Now that entries have closed and qualifications and Federation approvals have been received the draw took place at the beginning of this week to determine the running order. It’s been a busy week and I have spent much of my time sending out letters of confirmation and tickets to all the owners and riders – I hope they have arrived – good old Royal Mail! I am now awaiting the inevitable phone calls with the usual requests for changes, or extra stables for their Blenheim horses – unfortunately not possible now as the stables are up and you cannot just stick an extra one on the end!

Everyone n the office is very pleased that we’ve still got more than 100 entries in, from 12 nations, though sadly a couple have pulled out since the ‘draw’. I say everyone is pleased, perhaps not Katherine who does the programme and is worrying whether we can fit them all in! Every year some of the championship horses are entered as a second option so we know it is inevitable that we will lose a few more in addition to those who sadly for one reason or another fall by the wayside. Hopefully we will end up with 80 or so runners – just perfect and which I know will please the Director - 40 on each dressage day. Let us not forget the guinea pig, who will always ask Yogi Breisner (the performance manager) to arrange – we hit the jack pot this year with Nicola Wilson with her WEG ride ‘Opposition Buzz’

Still so much to do and so little time, what am I doing writing this – obviously someone twisted my arm! My next job, when I can face it, is 40 plus doctors to write to – they are a good bunch, always friendly with a good sense of humour so I am always happy to undertake this task. Already done the vets and general officials and now worrying whether I have missed anyone.

At Burghley we also run several other competitions – the Pony Club team jumping and the Finals of the Burghley Dubarry Young Event Horse classes. There’s barely time to breathe, let alone sit down!

My office at the moment looks like a tornado has been through it. My willing student assistant has been packing boxes with rosettes, trophies, clip boards, everything we can think of before moving offices to the temporary offices on the showground. In addition I am quite deaf as she has been testing all the whistles that we use on the cross country day – al the dogs in the office have gone mad. Tomorrow she will be packing up the riders’ and grooms’ goody bags. We have so much support from local and national companies and I am presently looking at about 100 boxes of Uncles Bens Rice and Pedigree dog Food kindly donated by Mars. Everyone visiting my office thinks I have a strange diet!
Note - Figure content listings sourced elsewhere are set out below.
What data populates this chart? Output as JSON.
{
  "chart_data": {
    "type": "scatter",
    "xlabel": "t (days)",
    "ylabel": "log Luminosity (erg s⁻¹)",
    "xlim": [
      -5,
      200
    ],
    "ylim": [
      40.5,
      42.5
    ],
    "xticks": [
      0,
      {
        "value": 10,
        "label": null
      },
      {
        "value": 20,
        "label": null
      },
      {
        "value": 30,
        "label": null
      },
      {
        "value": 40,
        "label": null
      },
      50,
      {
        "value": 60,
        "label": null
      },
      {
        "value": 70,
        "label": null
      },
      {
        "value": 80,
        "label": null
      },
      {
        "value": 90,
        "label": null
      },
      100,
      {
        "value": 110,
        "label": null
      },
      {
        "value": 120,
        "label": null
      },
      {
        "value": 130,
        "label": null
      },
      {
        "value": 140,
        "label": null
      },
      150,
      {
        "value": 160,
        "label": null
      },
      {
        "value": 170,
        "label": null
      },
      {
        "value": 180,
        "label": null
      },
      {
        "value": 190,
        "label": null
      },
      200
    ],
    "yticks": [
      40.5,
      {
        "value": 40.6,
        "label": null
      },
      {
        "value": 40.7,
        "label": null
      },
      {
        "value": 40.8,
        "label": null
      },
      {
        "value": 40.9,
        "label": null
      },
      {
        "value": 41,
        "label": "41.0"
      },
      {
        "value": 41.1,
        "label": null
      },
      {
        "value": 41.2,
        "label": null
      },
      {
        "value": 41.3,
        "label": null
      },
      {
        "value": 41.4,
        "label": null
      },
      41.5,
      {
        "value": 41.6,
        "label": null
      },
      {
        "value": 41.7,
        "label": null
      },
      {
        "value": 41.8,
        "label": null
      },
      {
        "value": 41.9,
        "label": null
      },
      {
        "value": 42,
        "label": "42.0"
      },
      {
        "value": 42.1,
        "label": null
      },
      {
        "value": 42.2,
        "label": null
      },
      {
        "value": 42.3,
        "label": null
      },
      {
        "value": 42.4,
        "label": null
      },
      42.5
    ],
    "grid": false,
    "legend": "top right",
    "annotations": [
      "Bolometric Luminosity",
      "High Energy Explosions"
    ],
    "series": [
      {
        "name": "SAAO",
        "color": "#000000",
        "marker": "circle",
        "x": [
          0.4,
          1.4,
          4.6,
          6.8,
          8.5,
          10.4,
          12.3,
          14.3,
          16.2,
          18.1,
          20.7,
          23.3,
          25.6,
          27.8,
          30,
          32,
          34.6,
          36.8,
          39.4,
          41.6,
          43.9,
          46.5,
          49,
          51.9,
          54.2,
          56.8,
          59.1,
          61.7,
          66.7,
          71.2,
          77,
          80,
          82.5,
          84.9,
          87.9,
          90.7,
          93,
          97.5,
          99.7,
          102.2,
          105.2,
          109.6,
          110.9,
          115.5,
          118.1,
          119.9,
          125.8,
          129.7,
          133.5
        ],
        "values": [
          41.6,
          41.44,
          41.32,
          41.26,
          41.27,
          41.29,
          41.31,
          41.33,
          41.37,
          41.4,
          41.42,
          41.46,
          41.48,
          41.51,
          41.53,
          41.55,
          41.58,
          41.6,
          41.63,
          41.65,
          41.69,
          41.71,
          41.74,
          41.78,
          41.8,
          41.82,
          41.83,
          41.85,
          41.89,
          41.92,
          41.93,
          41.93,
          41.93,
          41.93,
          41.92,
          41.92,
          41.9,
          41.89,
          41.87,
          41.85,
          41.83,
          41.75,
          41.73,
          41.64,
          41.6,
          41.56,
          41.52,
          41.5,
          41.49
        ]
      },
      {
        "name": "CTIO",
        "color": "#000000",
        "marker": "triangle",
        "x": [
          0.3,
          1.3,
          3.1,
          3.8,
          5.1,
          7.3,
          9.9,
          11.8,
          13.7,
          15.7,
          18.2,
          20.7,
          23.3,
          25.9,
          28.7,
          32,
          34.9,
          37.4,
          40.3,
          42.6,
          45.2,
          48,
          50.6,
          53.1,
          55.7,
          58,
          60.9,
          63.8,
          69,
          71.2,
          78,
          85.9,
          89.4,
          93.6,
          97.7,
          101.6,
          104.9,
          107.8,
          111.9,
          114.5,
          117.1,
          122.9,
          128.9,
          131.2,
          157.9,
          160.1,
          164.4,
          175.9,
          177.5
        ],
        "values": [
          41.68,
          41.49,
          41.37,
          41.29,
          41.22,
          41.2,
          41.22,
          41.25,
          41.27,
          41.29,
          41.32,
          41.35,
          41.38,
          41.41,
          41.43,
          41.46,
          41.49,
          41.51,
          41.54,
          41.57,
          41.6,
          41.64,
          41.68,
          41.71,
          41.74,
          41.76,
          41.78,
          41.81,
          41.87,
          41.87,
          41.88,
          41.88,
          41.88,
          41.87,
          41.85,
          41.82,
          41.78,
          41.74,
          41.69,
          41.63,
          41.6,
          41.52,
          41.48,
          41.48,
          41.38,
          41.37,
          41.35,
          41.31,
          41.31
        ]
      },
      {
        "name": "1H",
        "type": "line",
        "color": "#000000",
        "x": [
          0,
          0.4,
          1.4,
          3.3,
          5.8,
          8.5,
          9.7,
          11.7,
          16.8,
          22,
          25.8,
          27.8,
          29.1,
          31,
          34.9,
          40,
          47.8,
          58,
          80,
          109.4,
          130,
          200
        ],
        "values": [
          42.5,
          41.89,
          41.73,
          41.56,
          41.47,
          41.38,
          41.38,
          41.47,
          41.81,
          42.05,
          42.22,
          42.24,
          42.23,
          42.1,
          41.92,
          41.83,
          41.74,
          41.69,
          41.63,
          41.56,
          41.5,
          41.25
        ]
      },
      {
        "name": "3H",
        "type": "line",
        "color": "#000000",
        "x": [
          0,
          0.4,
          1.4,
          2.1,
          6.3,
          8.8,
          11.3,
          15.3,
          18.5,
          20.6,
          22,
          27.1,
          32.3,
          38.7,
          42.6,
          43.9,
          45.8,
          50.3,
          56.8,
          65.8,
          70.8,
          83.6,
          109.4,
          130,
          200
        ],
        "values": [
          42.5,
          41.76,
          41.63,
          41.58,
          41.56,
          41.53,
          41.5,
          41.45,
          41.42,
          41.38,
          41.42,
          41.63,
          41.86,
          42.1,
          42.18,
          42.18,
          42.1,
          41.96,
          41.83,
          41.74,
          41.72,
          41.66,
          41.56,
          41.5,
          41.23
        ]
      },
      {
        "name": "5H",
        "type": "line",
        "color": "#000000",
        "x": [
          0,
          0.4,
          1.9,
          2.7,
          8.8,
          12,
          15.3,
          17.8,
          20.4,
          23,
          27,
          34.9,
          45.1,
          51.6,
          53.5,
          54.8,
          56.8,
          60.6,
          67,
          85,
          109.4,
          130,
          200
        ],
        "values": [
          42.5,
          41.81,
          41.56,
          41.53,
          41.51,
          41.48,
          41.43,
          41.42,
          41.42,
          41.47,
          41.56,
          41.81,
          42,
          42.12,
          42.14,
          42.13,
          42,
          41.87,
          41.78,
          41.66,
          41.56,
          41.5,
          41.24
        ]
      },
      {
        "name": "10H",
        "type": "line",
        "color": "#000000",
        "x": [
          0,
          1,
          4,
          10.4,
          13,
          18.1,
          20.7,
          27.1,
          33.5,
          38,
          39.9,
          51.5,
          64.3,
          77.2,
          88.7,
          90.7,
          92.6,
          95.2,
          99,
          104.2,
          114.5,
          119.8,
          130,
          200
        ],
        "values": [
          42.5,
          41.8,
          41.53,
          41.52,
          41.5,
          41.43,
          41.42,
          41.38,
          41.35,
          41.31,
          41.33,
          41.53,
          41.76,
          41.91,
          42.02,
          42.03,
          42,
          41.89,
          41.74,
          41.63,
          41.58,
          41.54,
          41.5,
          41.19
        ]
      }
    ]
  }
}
Press day is imminent and I am being pulled from pillar to post with requests for information. I was hoping to drive round the cross country earlier today, but time has not permitted, perhaps tomorrow. Captain Mark Phillips has just put his head round my door to check I have received his copy for the programme – He is as cheerful as ever – don’t know how he does it as he has only just returned from another trip to the USA.

I have just been told that David Goldstrom, our larger than life TV producer has just rung – we can never get him off the phone, he is so enthusiastic and one of those people we are always pleased to talk to – always looking for innovative ideas, I understand Burghley TV is about to go live and he has a last minute query. I will call him back in a few minutes as at the same time the director has requested a list of riders by county – duty calls again!